Desde nuestra experiencia, sabemos lo que es un padre y podemos hacernos una idea de la primera persona de la Santísima Trinidad (aunque imperfecta). También tenemos experiencia de lo que significa ser hijo y, mirando a Jesús, podemos comprender algo sobre la segunda persona de la Santísima Trinidad (aunque siempre nos quede lo más y mejor por descubrir). Pero no tenemos puntos de referencia para hablar del Espíritu Santo. Él no tiene forma ni figura, ni encontramos analogías para explicar su misterio. La misma palabra «Espíritu» puede ser aplicada también al Padre y al Hijo. Y con la calificación «Santo» sucede lo mismo: también el Padre y el Hijo lo son.
Al Espíritu Santo no lo podemos conocer por lo que es en sí mismo, sino por sus efectos, por su obra en la creación, en la historia de la salvación, en el misterio de la Iglesia y en nosotros mismos, ya que el Espíritu es la acción misma de Dios: el Poder con el que Dios actúa, la Gracia por la que Dios es gracioso, el Amor con el que Dios ama.

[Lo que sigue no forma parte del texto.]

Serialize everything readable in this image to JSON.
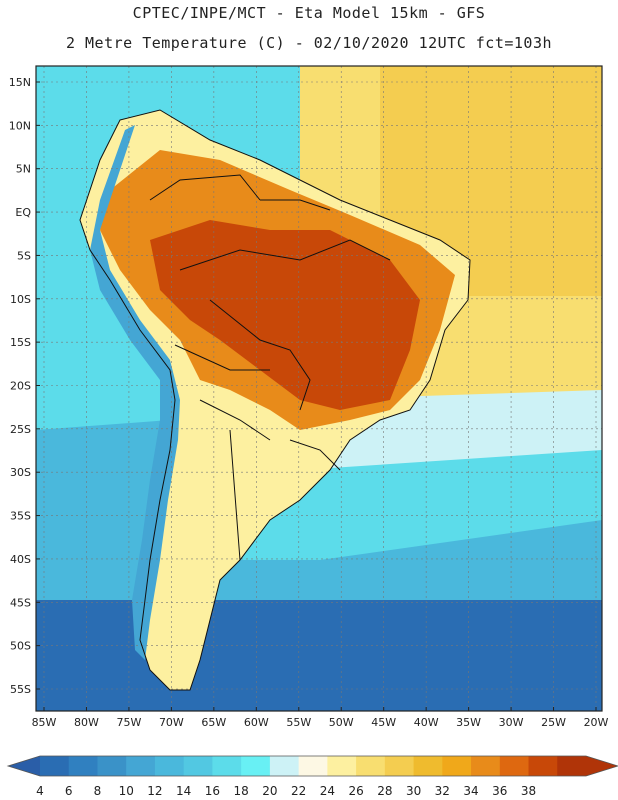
{
  "title_line1": "CPTEC/INPE/MCT  -  Eta Model 15km - GFS",
  "title_line2": "2 Metre Temperature (C) - 02/10/2020 12UTC fct=103h",
  "lat_labels": [
    "15N",
    "10N",
    "5N",
    "EQ",
    "5S",
    "10S",
    "15S",
    "20S",
    "25S",
    "30S",
    "35S",
    "40S",
    "45S",
    "50S",
    "55S"
  ],
  "lon_labels": [
    "85W",
    "80W",
    "75W",
    "70W",
    "65W",
    "60W",
    "55W",
    "50W",
    "45W",
    "40W",
    "35W",
    "30W",
    "25W",
    "20W"
  ],
  "colorbar": {
    "values": [
      "4",
      "6",
      "8",
      "10",
      "12",
      "14",
      "16",
      "18",
      "20",
      "22",
      "24",
      "26",
      "28",
      "30",
      "32",
      "34",
      "36",
      "38"
    ],
    "colors": [
      "#2a6db3",
      "#3080c0",
      "#3a92c8",
      "#44a6d4",
      "#4ab8dc",
      "#52c8e2",
      "#5cdcea",
      "#68f0f4",
      "#cdf2f6",
      "#fdf8e4",
      "#fdf0a0",
      "#f8de70",
      "#f4cd50",
      "#efbb2e",
      "#f0a81a",
      "#e88b1a",
      "#de6810",
      "#c84808",
      "#b03408"
    ],
    "min_arrow_color": "#2a5ea8",
    "max_arrow_color": "#b03408"
  },
  "map_colors": {
    "ocean_deep": "#2a6db3",
    "ocean_mid": "#3a92c8",
    "ocean_cool": "#4ab8dc",
    "ocean_warm": "#5cdcea",
    "ocean_pale": "#cdf2f6",
    "atlantic_warm": "#f8de70",
    "atlantic_hot": "#f4cd50",
    "land_hot": "#c84808",
    "land_warm": "#e88b1a",
    "land_mild": "#fdf0a0",
    "andes": "#44a6d4"
  }
}
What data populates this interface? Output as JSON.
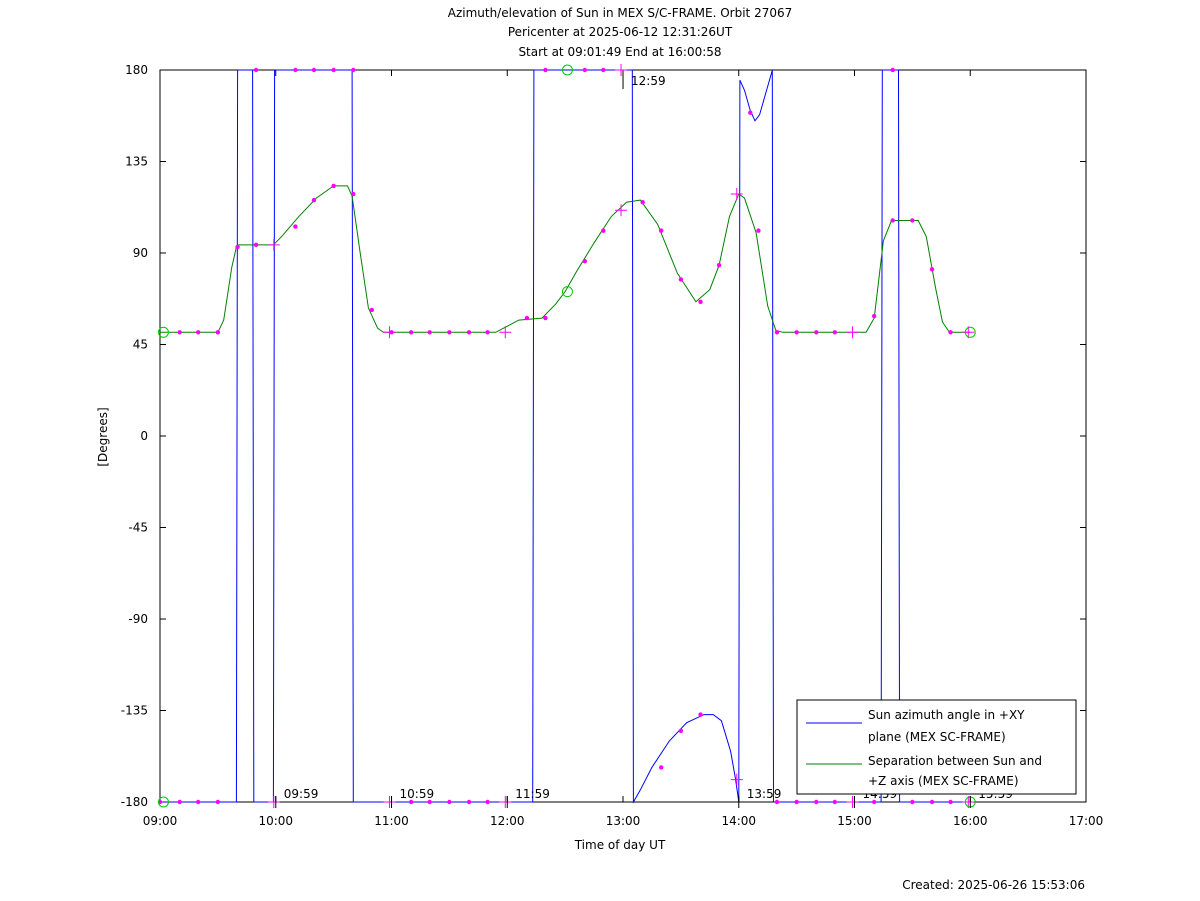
{
  "chart_data": {
    "type": "line",
    "title_lines": [
      "Azimuth/elevation of Sun in MEX S/C-FRAME.  Orbit 27067",
      "Pericenter at 2025-06-12 12:31:26UT",
      "Start at 09:01:49 End at 16:00:58"
    ],
    "xlabel": "Time of day UT",
    "ylabel": "[Degrees]",
    "xlim": [
      9,
      17
    ],
    "ylim": [
      -180,
      180
    ],
    "x_ticks": [
      {
        "v": 9,
        "label": "09:00"
      },
      {
        "v": 10,
        "label": "10:00"
      },
      {
        "v": 11,
        "label": "11:00"
      },
      {
        "v": 12,
        "label": "12:00"
      },
      {
        "v": 13,
        "label": "13:00"
      },
      {
        "v": 14,
        "label": "14:00"
      },
      {
        "v": 15,
        "label": "15:00"
      },
      {
        "v": 16,
        "label": "16:00"
      },
      {
        "v": 17,
        "label": "17:00"
      }
    ],
    "y_ticks": [
      {
        "v": 180,
        "label": "180"
      },
      {
        "v": 135,
        "label": "135"
      },
      {
        "v": 90,
        "label": "90"
      },
      {
        "v": 45,
        "label": "45"
      },
      {
        "v": 0,
        "label": "0"
      },
      {
        "v": -45,
        "label": "-45"
      },
      {
        "v": -90,
        "label": "-90"
      },
      {
        "v": -135,
        "label": "-135"
      },
      {
        "v": -180,
        "label": "-180"
      }
    ],
    "hour_marks": [
      {
        "x": 9.983,
        "y": -180,
        "label": "09:59"
      },
      {
        "x": 10.983,
        "y": -180,
        "label": "10:59"
      },
      {
        "x": 11.983,
        "y": -180,
        "label": "11:59"
      },
      {
        "x": 12.983,
        "y": 180,
        "label": "12:59"
      },
      {
        "x": 13.983,
        "y": -180,
        "label": "13:59"
      },
      {
        "x": 14.983,
        "y": -180,
        "label": "14:59"
      },
      {
        "x": 15.983,
        "y": -180,
        "label": "15:59"
      }
    ],
    "series": [
      {
        "name": "Sun azimuth angle in +XY plane (MEX SC-FRAME)",
        "legend_lines": [
          "Sun azimuth angle in +XY",
          "plane (MEX SC-FRAME)"
        ],
        "color": "#0000ff",
        "points": [
          [
            9.0,
            -180
          ],
          [
            9.66,
            -180
          ],
          [
            9.67,
            180
          ],
          [
            9.8,
            180
          ],
          [
            9.81,
            -180
          ],
          [
            9.98,
            -180
          ],
          [
            9.99,
            180
          ],
          [
            10.66,
            180
          ],
          [
            10.67,
            -180
          ],
          [
            12.22,
            -180
          ],
          [
            12.23,
            180
          ],
          [
            13.08,
            180
          ],
          [
            13.09,
            -180
          ],
          [
            13.15,
            -174
          ],
          [
            13.25,
            -163
          ],
          [
            13.4,
            -150
          ],
          [
            13.55,
            -141
          ],
          [
            13.7,
            -137
          ],
          [
            13.78,
            -137
          ],
          [
            13.85,
            -140
          ],
          [
            13.93,
            -155
          ],
          [
            13.97,
            -168
          ],
          [
            14.0,
            -180
          ],
          [
            14.01,
            175
          ],
          [
            14.05,
            170
          ],
          [
            14.1,
            160
          ],
          [
            14.14,
            155
          ],
          [
            14.18,
            158
          ],
          [
            14.23,
            168
          ],
          [
            14.28,
            178
          ],
          [
            14.29,
            180
          ],
          [
            14.3,
            -180
          ],
          [
            15.23,
            -180
          ],
          [
            15.24,
            180
          ],
          [
            15.38,
            180
          ],
          [
            15.39,
            -180
          ],
          [
            16.0,
            -180
          ]
        ]
      },
      {
        "name": "Separation between Sun and +Z axis (MEX SC-FRAME)",
        "legend_lines": [
          "Separation between Sun and",
          "+Z axis (MEX SC-FRAME)"
        ],
        "color": "#008000",
        "points": [
          [
            9.0,
            51
          ],
          [
            9.5,
            51
          ],
          [
            9.55,
            57
          ],
          [
            9.62,
            83
          ],
          [
            9.66,
            93
          ],
          [
            9.68,
            94
          ],
          [
            9.98,
            94
          ],
          [
            10.05,
            98
          ],
          [
            10.2,
            108
          ],
          [
            10.35,
            117
          ],
          [
            10.5,
            123
          ],
          [
            10.62,
            123
          ],
          [
            10.66,
            118
          ],
          [
            10.73,
            90
          ],
          [
            10.8,
            63
          ],
          [
            10.88,
            53
          ],
          [
            10.93,
            51
          ],
          [
            11.9,
            51
          ],
          [
            12.0,
            54
          ],
          [
            12.1,
            57
          ],
          [
            12.3,
            58
          ],
          [
            12.42,
            65
          ],
          [
            12.5,
            71
          ],
          [
            12.6,
            81
          ],
          [
            12.75,
            95
          ],
          [
            12.9,
            108
          ],
          [
            13.03,
            115
          ],
          [
            13.15,
            116
          ],
          [
            13.3,
            104
          ],
          [
            13.47,
            80
          ],
          [
            13.63,
            66
          ],
          [
            13.75,
            72
          ],
          [
            13.83,
            84
          ],
          [
            13.92,
            108
          ],
          [
            14.0,
            119
          ],
          [
            14.05,
            117
          ],
          [
            14.15,
            100
          ],
          [
            14.25,
            64
          ],
          [
            14.32,
            52
          ],
          [
            14.38,
            51
          ],
          [
            15.1,
            51
          ],
          [
            15.17,
            58
          ],
          [
            15.25,
            96
          ],
          [
            15.32,
            106
          ],
          [
            15.55,
            106
          ],
          [
            15.62,
            98
          ],
          [
            15.7,
            73
          ],
          [
            15.76,
            56
          ],
          [
            15.82,
            51
          ],
          [
            16.0,
            51
          ]
        ]
      }
    ],
    "markers": {
      "color": "#ff00ff",
      "dots": [
        [
          9.0,
          -180
        ],
        [
          9.17,
          -180
        ],
        [
          9.33,
          -180
        ],
        [
          9.5,
          -180
        ],
        [
          9.83,
          180
        ],
        [
          10.17,
          180
        ],
        [
          10.33,
          180
        ],
        [
          10.5,
          180
        ],
        [
          10.67,
          180
        ],
        [
          11.17,
          -180
        ],
        [
          11.33,
          -180
        ],
        [
          11.5,
          -180
        ],
        [
          11.67,
          -180
        ],
        [
          11.83,
          -180
        ],
        [
          12.33,
          180
        ],
        [
          12.67,
          180
        ],
        [
          12.83,
          180
        ],
        [
          13.33,
          -163
        ],
        [
          13.5,
          -145
        ],
        [
          13.67,
          -137
        ],
        [
          14.1,
          159
        ],
        [
          14.33,
          -180
        ],
        [
          14.5,
          -180
        ],
        [
          14.67,
          -180
        ],
        [
          14.83,
          -180
        ],
        [
          15.33,
          180
        ],
        [
          15.17,
          -180
        ],
        [
          15.5,
          -180
        ],
        [
          15.67,
          -180
        ],
        [
          15.83,
          -180
        ],
        [
          9.17,
          51
        ],
        [
          9.33,
          51
        ],
        [
          9.5,
          51
        ],
        [
          9.67,
          93
        ],
        [
          9.83,
          94
        ],
        [
          10.17,
          103
        ],
        [
          10.33,
          116
        ],
        [
          10.5,
          123
        ],
        [
          10.67,
          119
        ],
        [
          10.83,
          62
        ],
        [
          11.0,
          51
        ],
        [
          11.17,
          51
        ],
        [
          11.33,
          51
        ],
        [
          11.5,
          51
        ],
        [
          11.67,
          51
        ],
        [
          11.83,
          51
        ],
        [
          12.17,
          58
        ],
        [
          12.33,
          58
        ],
        [
          12.67,
          86
        ],
        [
          12.83,
          101
        ],
        [
          13.17,
          115
        ],
        [
          13.33,
          101
        ],
        [
          13.5,
          77
        ],
        [
          13.67,
          66
        ],
        [
          13.83,
          84
        ],
        [
          14.17,
          101
        ],
        [
          14.33,
          51
        ],
        [
          14.5,
          51
        ],
        [
          14.67,
          51
        ],
        [
          14.83,
          51
        ],
        [
          15.17,
          59
        ],
        [
          15.33,
          106
        ],
        [
          15.5,
          106
        ],
        [
          15.67,
          82
        ],
        [
          15.83,
          51
        ]
      ],
      "pluses": [
        [
          9.983,
          94
        ],
        [
          10.983,
          51
        ],
        [
          11.983,
          51
        ],
        [
          12.983,
          111
        ],
        [
          13.983,
          119
        ],
        [
          14.983,
          51
        ],
        [
          15.983,
          51
        ],
        [
          9.983,
          -180
        ],
        [
          10.983,
          -180
        ],
        [
          11.983,
          -180
        ],
        [
          12.983,
          180
        ],
        [
          13.983,
          -169
        ],
        [
          14.983,
          -180
        ],
        [
          15.983,
          -180
        ]
      ],
      "circle_color": "#00cc00",
      "circles": [
        [
          9.03,
          51
        ],
        [
          9.03,
          -180
        ],
        [
          12.52,
          180
        ],
        [
          12.52,
          71
        ],
        [
          16.0,
          51
        ],
        [
          16.0,
          -180
        ]
      ]
    },
    "legend_position": "bottom-right",
    "grid": false
  },
  "footer": {
    "created": "Created: 2025-06-26 15:53:06"
  }
}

Es como el viento: no lo vemos, pero sí que sentimos que nos mueve las ropas y el pelo y lo escuchamos cuando mueve las ramas de los árboles.
La palabra hebrea «Ruah» significa originalmente «soplo», «aliento», «aire», «viento». Tiene un profundo sentido dinámico. En hebreo es de género femenino, por lo que su relación con la vida, con la generación, es muy fuerte. Se habla del Espíritu que «invade» (Núm 24,2), «llena» (Dt 34,9), «se apodera de» (Jc 6,34), «empuja» (Jc 13,25), «irrumpe sobre» (Jc 14,6.19), «se aparta de» y «se adueña de» (1Sam 16,14ss), «lleva lejos» (1Re 18,12), «arroja» (2Re 2,16), «se derrama» desde arriba (Is 32,15), «entra en» (Ez 2,2), «levanta» y «arrebata» (Ez 3,14), «conduce» (Ez 8,3), «cae sobre» (Ez 11,5)... Verbos que no hacen referencia a algo, sino a Alguien que actúa y que no está a control de los hombres, sino que siempre toma la iniciativa.
El Espíritu de Dios capacita a los hombres para que actúen como él quiere, de manera que se realicen sus planes de salvación sobre el mundo. Dios lo derramó sobre Moisés y sobre los otros personajes que tenían que cumplir una misión importante en favor de Israel. También lo derramó sobre los profetas, para que pudieran hablar en su nombre. Estos anunciaron que el Espíritu Santo consagraría al mesías y que en su tiempo se donaría a todos los miembros del pueblo para renovar los corazones, establecer una nueva y definitiva alianza, llevar a plenitud la creación entera. Se cumpliría, así, el deseo de Moisés: «Ojalá todo el pueblo del Señor fuera profeta y recibiera el Espíritu del Señor» (Núm 11,29).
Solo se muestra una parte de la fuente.